The boy is trying to make parachutes for his science project. One is a pyramid, one is round, and one is an octagon. To be similar, he wants to make them have a similar surface area. We want to figure out the octagon area. Do we have enough factors? So we broke it down into the surface area of the 8 triangles in the octagon. As though it was a flat sheet of paper. If the original diameter of the circle (before cutting the edge off) is 50 cm, then each of the two sides is 25 cm (a radius, right?). The angles will always be 67.5, 67.5 and 45 (right?). So what is the formula? What size is the base of these triangles? What size is the height of these triangles? Is the area of each of the triangles then multiplied by 8 to get the surface area? 
FollowUp Postings:

 Posted by west_gardener (My Page) on Wed, Dec 4, 13 at 18:06
Where is endorphinjunkie? I bet he would know the answer. 
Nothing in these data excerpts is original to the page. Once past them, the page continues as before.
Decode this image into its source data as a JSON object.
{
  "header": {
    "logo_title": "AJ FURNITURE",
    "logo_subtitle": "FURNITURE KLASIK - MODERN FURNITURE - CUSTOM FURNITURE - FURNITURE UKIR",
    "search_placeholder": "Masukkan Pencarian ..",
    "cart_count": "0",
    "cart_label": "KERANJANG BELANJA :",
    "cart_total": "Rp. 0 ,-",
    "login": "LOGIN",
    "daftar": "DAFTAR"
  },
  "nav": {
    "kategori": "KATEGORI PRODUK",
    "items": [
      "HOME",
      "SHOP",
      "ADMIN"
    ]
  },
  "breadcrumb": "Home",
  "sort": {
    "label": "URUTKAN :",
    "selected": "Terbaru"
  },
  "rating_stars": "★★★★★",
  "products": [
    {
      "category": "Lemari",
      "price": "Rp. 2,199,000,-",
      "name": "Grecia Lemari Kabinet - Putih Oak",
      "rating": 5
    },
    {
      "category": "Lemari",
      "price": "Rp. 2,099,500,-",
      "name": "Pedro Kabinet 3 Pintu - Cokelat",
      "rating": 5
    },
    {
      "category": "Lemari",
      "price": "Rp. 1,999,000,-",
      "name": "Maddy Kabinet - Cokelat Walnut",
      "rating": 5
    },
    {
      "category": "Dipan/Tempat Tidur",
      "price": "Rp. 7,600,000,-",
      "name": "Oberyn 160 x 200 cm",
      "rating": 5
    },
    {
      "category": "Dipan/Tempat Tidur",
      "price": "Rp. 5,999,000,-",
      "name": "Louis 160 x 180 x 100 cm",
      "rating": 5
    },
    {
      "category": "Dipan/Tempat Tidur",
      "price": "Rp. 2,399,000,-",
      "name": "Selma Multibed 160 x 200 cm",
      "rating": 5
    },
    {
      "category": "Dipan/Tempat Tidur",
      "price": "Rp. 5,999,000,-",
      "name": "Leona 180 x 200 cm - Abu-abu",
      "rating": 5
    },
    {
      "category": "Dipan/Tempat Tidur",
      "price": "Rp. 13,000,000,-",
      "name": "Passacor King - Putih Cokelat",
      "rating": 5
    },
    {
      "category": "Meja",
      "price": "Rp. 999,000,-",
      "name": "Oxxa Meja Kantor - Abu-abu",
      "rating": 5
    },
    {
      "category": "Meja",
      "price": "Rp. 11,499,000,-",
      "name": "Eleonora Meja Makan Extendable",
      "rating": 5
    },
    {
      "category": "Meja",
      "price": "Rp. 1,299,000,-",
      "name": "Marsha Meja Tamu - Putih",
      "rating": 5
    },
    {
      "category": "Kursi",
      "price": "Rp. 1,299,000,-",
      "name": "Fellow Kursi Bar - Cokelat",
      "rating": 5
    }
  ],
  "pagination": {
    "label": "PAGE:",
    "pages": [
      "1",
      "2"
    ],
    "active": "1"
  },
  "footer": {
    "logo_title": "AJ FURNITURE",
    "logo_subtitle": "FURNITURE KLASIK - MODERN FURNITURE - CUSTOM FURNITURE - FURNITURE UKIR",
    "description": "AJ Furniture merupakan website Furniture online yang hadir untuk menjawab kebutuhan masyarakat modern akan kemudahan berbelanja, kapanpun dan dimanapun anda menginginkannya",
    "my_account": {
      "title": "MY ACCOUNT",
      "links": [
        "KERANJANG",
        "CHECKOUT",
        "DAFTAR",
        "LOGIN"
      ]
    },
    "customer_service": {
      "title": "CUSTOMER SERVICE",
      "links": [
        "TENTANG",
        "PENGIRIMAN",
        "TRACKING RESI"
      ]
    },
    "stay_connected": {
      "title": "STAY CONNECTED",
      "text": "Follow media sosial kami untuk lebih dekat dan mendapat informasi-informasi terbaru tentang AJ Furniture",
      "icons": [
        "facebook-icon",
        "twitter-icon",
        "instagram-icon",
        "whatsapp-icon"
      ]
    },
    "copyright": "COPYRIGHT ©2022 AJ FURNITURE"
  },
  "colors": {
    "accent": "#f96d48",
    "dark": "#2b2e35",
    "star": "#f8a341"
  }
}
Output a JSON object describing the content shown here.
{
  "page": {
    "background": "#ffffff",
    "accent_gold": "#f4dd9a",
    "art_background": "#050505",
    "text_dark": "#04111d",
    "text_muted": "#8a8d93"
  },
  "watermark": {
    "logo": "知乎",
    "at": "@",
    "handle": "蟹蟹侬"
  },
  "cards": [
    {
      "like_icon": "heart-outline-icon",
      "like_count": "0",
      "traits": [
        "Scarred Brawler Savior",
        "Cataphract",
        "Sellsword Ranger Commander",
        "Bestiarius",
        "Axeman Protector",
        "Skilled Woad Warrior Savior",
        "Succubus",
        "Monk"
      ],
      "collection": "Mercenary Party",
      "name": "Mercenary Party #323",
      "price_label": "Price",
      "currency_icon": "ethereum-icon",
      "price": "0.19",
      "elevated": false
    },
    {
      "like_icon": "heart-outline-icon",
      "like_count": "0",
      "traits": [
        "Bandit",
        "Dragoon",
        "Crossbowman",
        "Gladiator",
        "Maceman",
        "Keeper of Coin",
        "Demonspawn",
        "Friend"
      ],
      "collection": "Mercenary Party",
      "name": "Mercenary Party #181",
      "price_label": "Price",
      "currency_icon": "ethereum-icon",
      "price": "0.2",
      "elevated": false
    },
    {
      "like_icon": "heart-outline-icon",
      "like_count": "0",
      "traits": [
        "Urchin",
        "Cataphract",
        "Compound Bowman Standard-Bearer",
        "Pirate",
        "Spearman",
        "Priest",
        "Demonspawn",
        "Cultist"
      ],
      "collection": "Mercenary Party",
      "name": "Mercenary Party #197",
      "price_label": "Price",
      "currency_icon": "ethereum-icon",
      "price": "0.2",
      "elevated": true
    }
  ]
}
 Posted by endorphinjunkie z7bAlabama (My Page) on Wed, Dec 4, 13 at 21:22
Side angle side formula. area = (1/2)(R^2)sin(45). There are 8 similar triangle in our octagon. so the total area is 1768 cm^2. This is close to the area of the circle before cutting. The area of the circle is 1963 cm^2. The height of the triangle is found using the equation h = R*sin(45). So height = 17.7 cm. If you want the length of each side of the octagon you could use the law of cosines. It turns out that each side will measure 19.3 cm. 

 Posted by anneliese_32 6 (My Page) on Thu, Dec 5, 13 at 7:17
So it takes a math question to bring our recluse around. If I had known that I would have asked some, except I could not even ask a logical one! I am so glad to know that you are here and wish you would be more but respect your reasons. Take care good friend and all the best. 

Giggling with glee! I did it! I brough him out. Endoroph! Yay! And now I can say, I miss your input, and hope all is well with you. Take care of you. Ok now. Thank you. The boy has not made it out of Algebra, even if if it is Honors, it still isn't Geometry, Trig, etc. and he's just not getting it. Which is frustrating him. But I hope, just giving him the numbers will be enough. I still won't be able to explain it in his spatial mind well enough, this is something daddy would be better at. He speaks the boy's language better than I when it comes to physics and math. Thank you! 

Dorph, glad to see you! I read Robin's post, but didn't really have the faintest idea of what she was asking. Thanks for explaining even if I still don't understand! :) 

One more question? What length is the base of the triangle? 

So is it 52.2cm? Using Pythag theorum. Right?